In 1974, editors John Tierney ’75, Christopher Buckley ’75, and Eric Goodman ’75 celebrated the second anniversary of the Yale Daily News Magazine by commissioning short musings on the theme of the Apocalypse from some of the country’s most distinguished writers — so distinguished, in fact, that the college kids were willing to fork out a dollar for each of their words. Here’s our second installment of “The End of the World: In 20 Words or Less”:

The end of the world will occur when I die. After that it’s every man for himself.

– Bernard Malamud

The Last Day

End of the world — cosy, something thrilling

Read in a boy’s book, heard on the radio:

Wells or Elles, apocalyptico—

Cathartic, buildings crashing, voices shrilling,

And me outside the frame, clutching the shilling

Shocker, in an incandescent glow,

Knowing this the ultimate frisson: below

The cindered earth, me saved somehow, God willing.

It will not be that way: no Gabriel’s horn

Over the snarled traffic. A whimper, rather,

Lon-drawn and boring. Ravaged earth, forlorn

With crops parched, seas a polluted lather.
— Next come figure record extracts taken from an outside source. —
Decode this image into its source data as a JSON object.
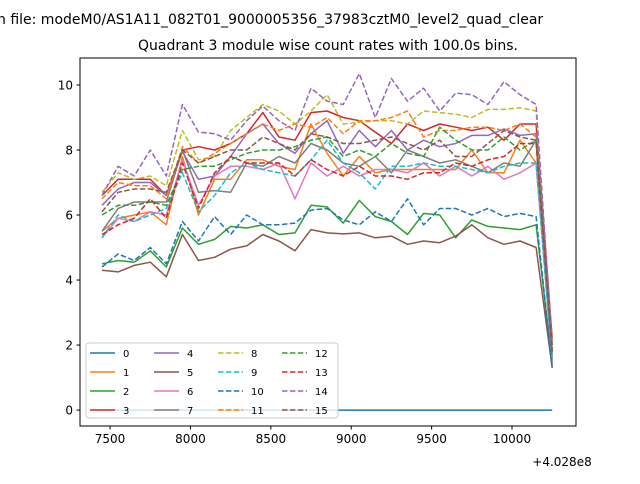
{
  "chart_data": {
    "type": "line",
    "suptitle": "n file: modeM0/AS1A11_082T01_9000005356_37983cztM0_level2_quad_clear",
    "title": "Quadrant 3 module wise count rates with 100.0s bins.",
    "xlabel": "",
    "ylabel": "",
    "x_offset_label": "+4.028e8",
    "xlim": [
      7313,
      10398
    ],
    "ylim": [
      -0.49,
      10.83
    ],
    "xticks": [
      7500,
      8000,
      8500,
      9000,
      9500,
      10000
    ],
    "yticks": [
      0,
      2,
      4,
      6,
      8,
      10
    ],
    "grid": false,
    "legend_placement": "lower-left",
    "x": [
      7450,
      7550,
      7650,
      7750,
      7850,
      7950,
      8050,
      8150,
      8250,
      8350,
      8450,
      8550,
      8650,
      8750,
      8850,
      8950,
      9050,
      9150,
      9250,
      9350,
      9450,
      9550,
      9650,
      9750,
      9850,
      9950,
      10050,
      10150,
      10250
    ],
    "series": [
      {
        "name": "0",
        "color": "#1f77b4",
        "dash": false,
        "values": [
          0,
          0,
          0,
          0,
          0,
          0,
          0,
          0,
          0,
          0,
          0,
          0,
          0,
          0,
          0,
          0,
          0,
          0,
          0,
          0,
          0,
          0,
          0,
          0,
          0,
          0,
          0,
          0,
          0
        ]
      },
      {
        "name": "1",
        "color": "#ff7f0e",
        "dash": false,
        "values": [
          5.5,
          5.9,
          6.0,
          6.1,
          5.7,
          7.8,
          6.0,
          7.1,
          7.1,
          7.7,
          7.7,
          7.5,
          7.4,
          8.8,
          7.9,
          7.2,
          7.8,
          7.3,
          7.4,
          7.4,
          7.4,
          7.4,
          7.4,
          8.0,
          7.3,
          7.3,
          8.3,
          7.6,
          1.6
        ]
      },
      {
        "name": "2",
        "color": "#2ca02c",
        "dash": false,
        "values": [
          4.5,
          4.6,
          4.55,
          4.9,
          4.4,
          5.6,
          5.1,
          5.25,
          5.65,
          5.6,
          5.7,
          5.4,
          5.45,
          6.3,
          6.25,
          5.75,
          6.45,
          5.95,
          5.8,
          5.4,
          6.05,
          6.0,
          5.3,
          5.85,
          5.65,
          5.6,
          5.55,
          5.7,
          1.4
        ]
      },
      {
        "name": "3",
        "color": "#d62728",
        "dash": false,
        "values": [
          6.6,
          7.1,
          7.1,
          7.1,
          6.6,
          8.0,
          8.1,
          8.0,
          8.2,
          8.5,
          9.15,
          8.4,
          8.3,
          9.15,
          9.2,
          9.0,
          8.9,
          8.55,
          8.2,
          8.8,
          8.6,
          8.8,
          8.7,
          8.6,
          8.7,
          8.3,
          8.8,
          8.8,
          2.2
        ]
      },
      {
        "name": "4",
        "color": "#9467bd",
        "dash": false,
        "values": [
          6.3,
          6.8,
          7.0,
          7.0,
          6.6,
          7.95,
          7.1,
          7.2,
          7.8,
          8.5,
          8.8,
          8.2,
          7.9,
          8.5,
          8.9,
          7.9,
          8.6,
          8.1,
          8.6,
          8.0,
          8.3,
          8.1,
          8.2,
          8.45,
          8.45,
          8.65,
          8.45,
          8.5,
          2.0
        ]
      },
      {
        "name": "5",
        "color": "#8c564b",
        "dash": false,
        "values": [
          4.3,
          4.25,
          4.45,
          4.55,
          4.1,
          5.4,
          4.6,
          4.7,
          4.95,
          5.05,
          5.4,
          5.2,
          4.9,
          5.55,
          5.45,
          5.42,
          5.45,
          5.3,
          5.35,
          5.1,
          5.2,
          5.15,
          5.35,
          5.7,
          5.3,
          5.1,
          5.2,
          5.0,
          1.3
        ]
      },
      {
        "name": "6",
        "color": "#e377c2",
        "dash": false,
        "values": [
          5.3,
          5.9,
          5.8,
          6.1,
          6.0,
          7.7,
          6.3,
          7.2,
          7.5,
          7.5,
          7.4,
          7.6,
          6.5,
          7.6,
          7.2,
          7.5,
          7.2,
          7.4,
          7.4,
          7.3,
          7.6,
          7.2,
          7.5,
          7.2,
          7.5,
          7.1,
          7.3,
          7.6,
          1.5
        ]
      },
      {
        "name": "7",
        "color": "#7f7f7f",
        "dash": false,
        "values": [
          5.5,
          6.2,
          6.4,
          6.4,
          6.4,
          8.0,
          6.7,
          6.75,
          6.7,
          7.6,
          7.5,
          7.8,
          7.6,
          8.2,
          8.0,
          7.6,
          7.5,
          7.8,
          7.3,
          8.0,
          7.8,
          7.6,
          7.7,
          7.5,
          7.3,
          7.6,
          7.5,
          8.3,
          1.7
        ]
      },
      {
        "name": "8",
        "color": "#bcbd22",
        "dash": true,
        "values": [
          6.7,
          7.3,
          7.1,
          7.2,
          6.9,
          8.6,
          7.7,
          7.8,
          8.6,
          9.0,
          9.4,
          9.2,
          8.8,
          9.2,
          9.7,
          8.8,
          8.85,
          8.9,
          8.9,
          8.8,
          9.2,
          9.15,
          9.1,
          9.0,
          9.25,
          9.25,
          9.3,
          9.2,
          2.0
        ]
      },
      {
        "name": "9",
        "color": "#17becf",
        "dash": true,
        "values": [
          5.3,
          6.0,
          5.8,
          6.0,
          6.2,
          7.3,
          6.1,
          6.6,
          7.3,
          7.6,
          7.4,
          7.3,
          7.2,
          7.7,
          8.3,
          7.6,
          7.3,
          6.8,
          7.5,
          7.5,
          7.6,
          7.5,
          7.5,
          7.4,
          7.3,
          7.5,
          7.6,
          7.6,
          1.5
        ]
      },
      {
        "name": "10",
        "color": "#1f77b4",
        "dash": true,
        "values": [
          4.4,
          4.8,
          4.6,
          5.0,
          4.5,
          5.8,
          5.2,
          5.95,
          5.4,
          6.0,
          5.7,
          5.7,
          5.75,
          6.15,
          6.2,
          5.85,
          5.7,
          6.1,
          5.8,
          6.5,
          5.7,
          6.2,
          6.2,
          6.0,
          6.2,
          5.95,
          6.05,
          5.95,
          1.3
        ]
      },
      {
        "name": "11",
        "color": "#ff7f0e",
        "dash": true,
        "values": [
          6.5,
          7.0,
          6.9,
          6.9,
          6.5,
          8.1,
          7.6,
          7.9,
          8.2,
          8.5,
          8.8,
          8.6,
          8.8,
          8.7,
          9.0,
          8.5,
          8.9,
          8.9,
          9.0,
          9.2,
          8.4,
          8.6,
          8.6,
          8.7,
          8.7,
          8.6,
          8.8,
          8.4,
          2.0
        ]
      },
      {
        "name": "12",
        "color": "#2ca02c",
        "dash": true,
        "values": [
          6.0,
          6.3,
          6.3,
          6.4,
          6.3,
          7.4,
          7.5,
          7.5,
          7.7,
          7.9,
          8.0,
          8.0,
          8.1,
          8.3,
          8.4,
          7.8,
          8.0,
          7.8,
          8.2,
          7.9,
          7.8,
          8.7,
          8.3,
          8.0,
          8.0,
          8.4,
          8.0,
          8.3,
          1.8
        ]
      },
      {
        "name": "13",
        "color": "#d62728",
        "dash": true,
        "values": [
          5.4,
          5.7,
          5.9,
          6.5,
          5.9,
          7.6,
          6.2,
          7.3,
          7.8,
          7.6,
          7.6,
          7.6,
          7.2,
          7.7,
          7.4,
          7.2,
          7.5,
          7.2,
          7.2,
          7.1,
          7.3,
          7.3,
          7.6,
          7.5,
          7.7,
          7.8,
          8.2,
          8.2,
          1.8
        ]
      },
      {
        "name": "14",
        "color": "#9467bd",
        "dash": true,
        "values": [
          6.6,
          7.5,
          7.2,
          8.0,
          7.2,
          9.4,
          8.55,
          8.5,
          8.3,
          8.9,
          9.35,
          8.9,
          8.6,
          9.9,
          9.5,
          9.4,
          10.35,
          9.0,
          10.2,
          9.5,
          9.9,
          9.2,
          9.75,
          9.7,
          9.4,
          10.1,
          9.7,
          9.4,
          2.0
        ]
      },
      {
        "name": "15",
        "color": "#8c564b",
        "dash": true,
        "values": [
          6.1,
          6.7,
          6.8,
          6.8,
          6.7,
          8.0,
          7.6,
          7.8,
          8.0,
          8.0,
          8.4,
          8.2,
          8.0,
          8.5,
          8.4,
          8.2,
          8.2,
          8.3,
          8.4,
          8.2,
          8.0,
          8.3,
          7.8,
          7.8,
          8.2,
          8.6,
          8.4,
          8.3,
          1.9
        ]
      }
    ]
  }
}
A man says: “This is the end,” for days. But never

Sure. The end could linger on for ever.

– Anthony Burgess

PS Buy yourselves a nice drink with the money.

Dear Mr. Buckley,

Thank you for your letter of February 8th. Frankly, even if I had the time to write something I would not feel like doing it. Why ask people what they think about the end of the world? That may take care of itself, things being as they are, regardless of what people think about it. To ask people what they think about how to avoid the end of the world would seem to me a better idea. But even about that a short statement will hardly be too weighty.